Can You Really Trust Whatsapp with Your Secrets?
WhatsApp has announced that it will soon release a business app for Android devices. For a company hailed for privacy and security, this seems like a logical step. After all, WhatsApp has been praised for resisting political pressure when user privacy is at stake.
But Facebook — the owner of WhatsApp — was one of a clutch of companies strongly criticized by the Electronic Frontier Foundation in June for a lack of clarity on user privacy. And we could be seeing the first concrete evidence of a significant shift towards encryption backdoors as companies like Facebook hold talks with the UK government.
Would it be sensible for any business to trust Facebook with highly sensitive intellectual property? The answer — right now — is no. And the evidence is mounting remarkably quickly.
What’s Up With Whatsapp?
In June 2017, the EFF launched a report that criticised WhatsApp’s failure to publish clear privacy policies. Other criticisms include a lack of clarity on how WhatsApp handles so-called “gag orders”. The EFF raised the point that WhatsApp — and its parent company, Facebook — could sell out its users remarkably easily because it has no policy against selling the data that it collects.
There’s another very worrying development. In July, just a few weeks later, the Global Internet Forum to Counter Terrorism met for the first time. This working group included key representatives from Facebook, Microsoft, YouTube (owned by Google), and Twitter. Also at the meeting was Amber Rudd, the UK’s home secretary, who is anti-encryption and pro-surveillance. Rudd penned an article for the Telegraph newspaper that has a key detail: the introduction of backdoors into encrypted services.
The stars are aligning. As the EFF predicted, it appears that big tech and governments have scant regard for our right to privacy.
What Backdoors Mean for You and Your Business
Amber Rudd’s article claims, ludicrously, that people like WhatsApp because of the user experience — not because it’s encrypted. She presents no evidence or research to back this up. Rudd’s talks with Facebook, Microsoft, Google, and Twitter will remain completely confidential. (Presumably, the notes will be encrypted, too.)
Rudd is hardly the best person to lecture tech companies on how to safeguard data. In August, she used her personal email account to correspond with a man impersonating Robbie Gibb, Theresa May’s chief of communications. It was actually hoaxer Sinon Reborn, a man who uses primitive impersonation to correspond with public figures.
Backdoors are poison to encryption and create a massive security risk
If Amber Rudd compels big tech companies to put backdoors in their services, all of these service may as well have no encryption at all. That’s an issue for personal privacy, but it also raises questions about the security of business data. Backdoors are not just an invitation to government; they create a clear temptation to hackers as well.
An Escalating Privacy Problem
The EFF points out that WhatsApp could sell your data. And data is already big business.
Look at PayPal: it has made a massive investment in Cloud IQ, an advertising company that harvests your browsing data and applies machine learning algorithms to it. As we already know, anonymized browsing data can be used to identify users remarkably easily.
When money starts flowing between these companies, privacy safeguards matter. Remember: none of the companies that met with Amber Rudd achieved a five-star rating from the EFF. WhatsApp only chalked up two. There is a grey area between monitoring users’ activity for marketing, and monitoring the content of their communications for surveillance. Data can change hands with next to no oversight at all.

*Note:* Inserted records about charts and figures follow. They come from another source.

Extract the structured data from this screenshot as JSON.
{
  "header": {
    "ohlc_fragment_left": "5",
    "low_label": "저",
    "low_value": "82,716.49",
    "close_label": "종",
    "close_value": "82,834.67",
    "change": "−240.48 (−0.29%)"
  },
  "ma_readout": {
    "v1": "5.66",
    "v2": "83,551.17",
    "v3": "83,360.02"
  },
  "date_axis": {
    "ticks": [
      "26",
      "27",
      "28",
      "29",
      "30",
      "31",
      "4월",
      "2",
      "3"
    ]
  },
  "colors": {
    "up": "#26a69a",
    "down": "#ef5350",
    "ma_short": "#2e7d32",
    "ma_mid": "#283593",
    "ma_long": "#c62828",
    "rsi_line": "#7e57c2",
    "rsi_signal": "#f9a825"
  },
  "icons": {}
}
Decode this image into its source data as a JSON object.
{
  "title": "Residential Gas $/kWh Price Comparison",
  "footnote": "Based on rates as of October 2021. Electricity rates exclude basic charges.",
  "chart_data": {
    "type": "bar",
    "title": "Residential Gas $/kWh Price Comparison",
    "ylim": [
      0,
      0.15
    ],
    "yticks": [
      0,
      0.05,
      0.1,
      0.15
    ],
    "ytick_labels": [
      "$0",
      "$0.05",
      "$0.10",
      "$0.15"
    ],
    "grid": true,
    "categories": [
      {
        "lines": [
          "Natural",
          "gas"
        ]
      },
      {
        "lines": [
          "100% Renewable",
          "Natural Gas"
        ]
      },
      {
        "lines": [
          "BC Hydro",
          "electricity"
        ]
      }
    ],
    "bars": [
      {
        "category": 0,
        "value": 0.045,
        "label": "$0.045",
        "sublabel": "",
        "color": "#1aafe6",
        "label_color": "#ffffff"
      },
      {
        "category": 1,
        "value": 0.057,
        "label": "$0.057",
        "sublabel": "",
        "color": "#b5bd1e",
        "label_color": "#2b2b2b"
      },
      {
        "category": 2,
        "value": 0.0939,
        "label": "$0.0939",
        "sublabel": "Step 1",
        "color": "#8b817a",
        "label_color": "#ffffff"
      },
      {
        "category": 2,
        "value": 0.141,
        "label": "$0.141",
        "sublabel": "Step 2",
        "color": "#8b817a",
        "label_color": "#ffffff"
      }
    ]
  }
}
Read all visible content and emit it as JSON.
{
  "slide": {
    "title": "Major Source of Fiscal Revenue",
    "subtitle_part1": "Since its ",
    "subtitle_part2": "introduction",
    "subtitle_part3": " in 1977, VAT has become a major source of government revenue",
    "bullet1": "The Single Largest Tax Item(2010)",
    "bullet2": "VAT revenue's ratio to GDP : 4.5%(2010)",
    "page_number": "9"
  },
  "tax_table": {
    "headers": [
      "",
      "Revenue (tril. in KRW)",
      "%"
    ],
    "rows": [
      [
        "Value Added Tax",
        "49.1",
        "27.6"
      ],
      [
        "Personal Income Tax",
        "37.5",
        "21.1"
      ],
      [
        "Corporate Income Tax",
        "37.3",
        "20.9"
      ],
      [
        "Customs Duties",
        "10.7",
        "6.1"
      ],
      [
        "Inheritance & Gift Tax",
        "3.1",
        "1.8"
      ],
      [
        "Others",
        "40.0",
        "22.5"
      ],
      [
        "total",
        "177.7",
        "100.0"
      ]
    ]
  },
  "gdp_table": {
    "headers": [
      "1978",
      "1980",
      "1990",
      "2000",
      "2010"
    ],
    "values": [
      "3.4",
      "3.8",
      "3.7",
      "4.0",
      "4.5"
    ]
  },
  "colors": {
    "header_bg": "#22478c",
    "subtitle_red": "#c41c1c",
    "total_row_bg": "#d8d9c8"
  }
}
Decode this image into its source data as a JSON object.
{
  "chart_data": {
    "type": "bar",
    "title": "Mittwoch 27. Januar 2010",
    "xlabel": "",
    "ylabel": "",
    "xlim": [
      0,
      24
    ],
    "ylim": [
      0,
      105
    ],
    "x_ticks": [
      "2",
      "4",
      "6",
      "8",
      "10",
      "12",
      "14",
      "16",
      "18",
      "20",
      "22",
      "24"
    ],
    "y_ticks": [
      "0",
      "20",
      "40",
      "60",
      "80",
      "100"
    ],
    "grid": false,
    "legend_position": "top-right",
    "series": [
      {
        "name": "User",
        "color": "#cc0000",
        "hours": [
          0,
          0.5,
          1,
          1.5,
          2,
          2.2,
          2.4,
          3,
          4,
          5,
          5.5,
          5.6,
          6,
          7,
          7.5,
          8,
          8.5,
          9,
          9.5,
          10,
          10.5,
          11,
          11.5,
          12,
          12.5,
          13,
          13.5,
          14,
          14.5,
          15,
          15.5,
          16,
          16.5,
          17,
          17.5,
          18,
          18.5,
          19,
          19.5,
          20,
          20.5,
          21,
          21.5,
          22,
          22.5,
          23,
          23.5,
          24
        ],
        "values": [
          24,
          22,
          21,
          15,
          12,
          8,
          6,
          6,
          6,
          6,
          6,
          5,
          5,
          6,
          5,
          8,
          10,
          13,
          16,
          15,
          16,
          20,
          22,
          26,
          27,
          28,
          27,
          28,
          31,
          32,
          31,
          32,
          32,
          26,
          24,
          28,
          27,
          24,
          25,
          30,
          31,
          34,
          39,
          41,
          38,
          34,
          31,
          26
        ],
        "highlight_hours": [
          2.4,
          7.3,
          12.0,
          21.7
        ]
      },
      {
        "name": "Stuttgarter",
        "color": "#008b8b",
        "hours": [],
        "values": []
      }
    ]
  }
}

Weak privacy policies are an issue for everyone that uses encrypted services or transacts online. This risk is increased further when the same companies are meeting with our governments to figure out ways to monitor communication. You don’t have to be an investigative journalist to see where this cosy arrangement is heading.
Vote With Your Feet
WhatsApp, and apps like it, may not be the privacy defenders they claim to be. The anti-terrorism argument should not be used to sidestep individual rights to privacy.
This latest move just confirms what Snowden said all along. The UK government has brought in legislation that makes secret backdoors in encryption legal. The law exists. Now, we are seeing it swing into action.
Should we really trust companies like Facebook and Microsoft to defend us against terrorism when they cannot openly show us what that defence will look like? The clear answer is no. WhatsApp users would be wise to switch to open source messengers that are not in bed with the governments that would like to cripple their security. For businesses, the reasons are even more compelling.